Since 2017, Charter School Capital has held an annual essay contest celebrating exceptional teachers. We call it the Dewey Awards, in celebration of Mr. Richard Dewey – a teacher who provided exceptional mentorship to our founder and CEO Stuart Ellis. Every year, we get a brilliant selection of stories written by students from charter schools all over the nation. This year’s winners are featured here. But each of these stories is worth sharing.
This week, we bring you a story written by Acacia Wilson about Mrs. Gatz of Freeman Elementary. in Woodland, California.
Honestly, I could write about several different teachers but of course, I’m not going to. The teacher I chose to write about is my old 6th-grade teacher Mrs.
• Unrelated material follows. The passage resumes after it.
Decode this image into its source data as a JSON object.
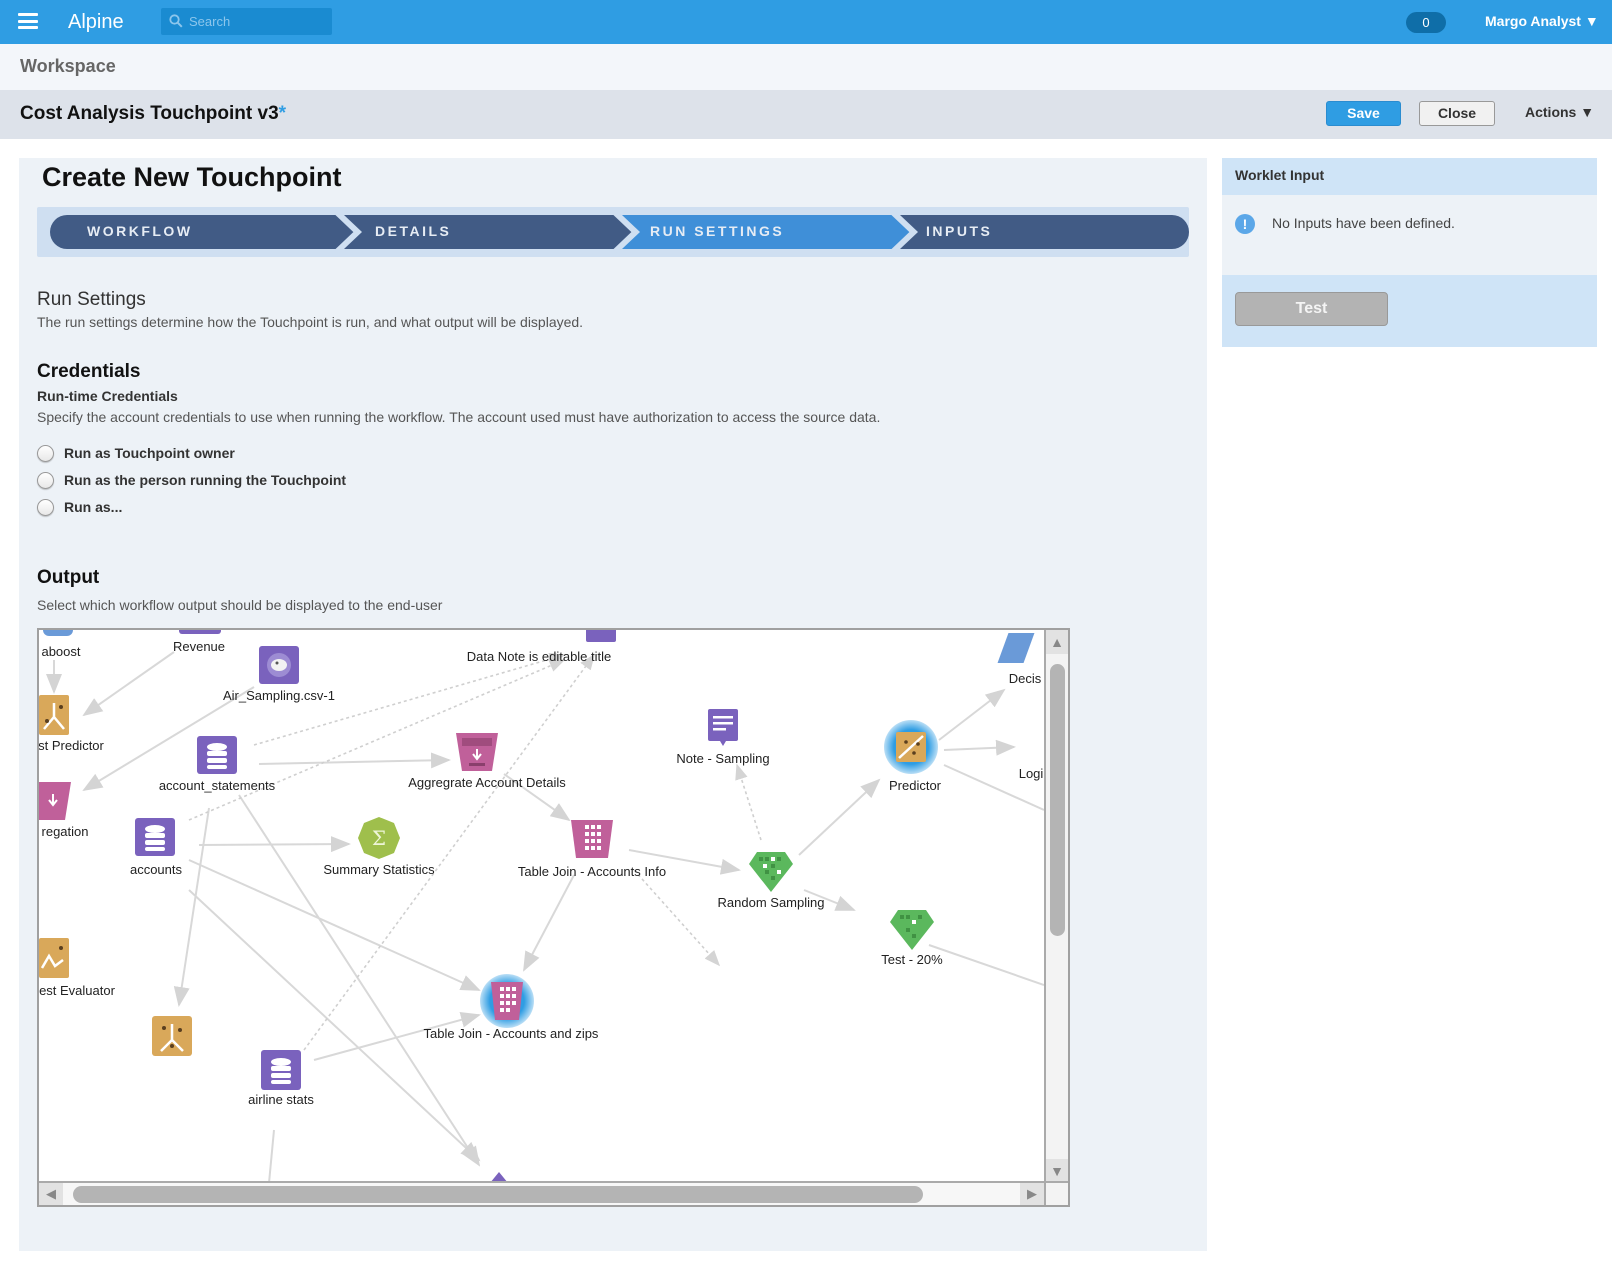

Gatz.
The year before 6th grade I was a very difficult child to deal with. I was very stubborn and very hard-headed. All of that ended once I was a part of Mrs. Gatz’s class.
Whenever I called myself catching an attitude or trying to be disrespectful to my teachers Mrs. Gatz would always stop me, she would sometimes even raise her voice at me. When I was younger, I hated her for it I thought she was just picking at me because she didn’t like me. After getting yelled at a couple of times and being talked to instead of talked at I realized she was just trying to help me.
After 6th grade whenever I would get in trouble or almost get in trouble, I would think about what my 6th-grade teacher would say. We did rotate classes but the only teacher that I think actually tried to help me or make sure I stayed on task was Mrs. Gatz.
When I became a 6th grader in Mrs. Gatz’s homeroom I was no longer a little kid I then became a young leader and a role model for the younger kids in the school So, for my entire 6th-grade year I don’t have 1 referral thanks to Mrs. Gatz. My senior year is the year that she will retire and I feel like I should pay her a visit to thank her for helping to mold me into the young woman that I am today. Anyone who has had her as a teacher is a very lucky person.
Mrs. Gatz is the teacher who made the biggest difference in my life.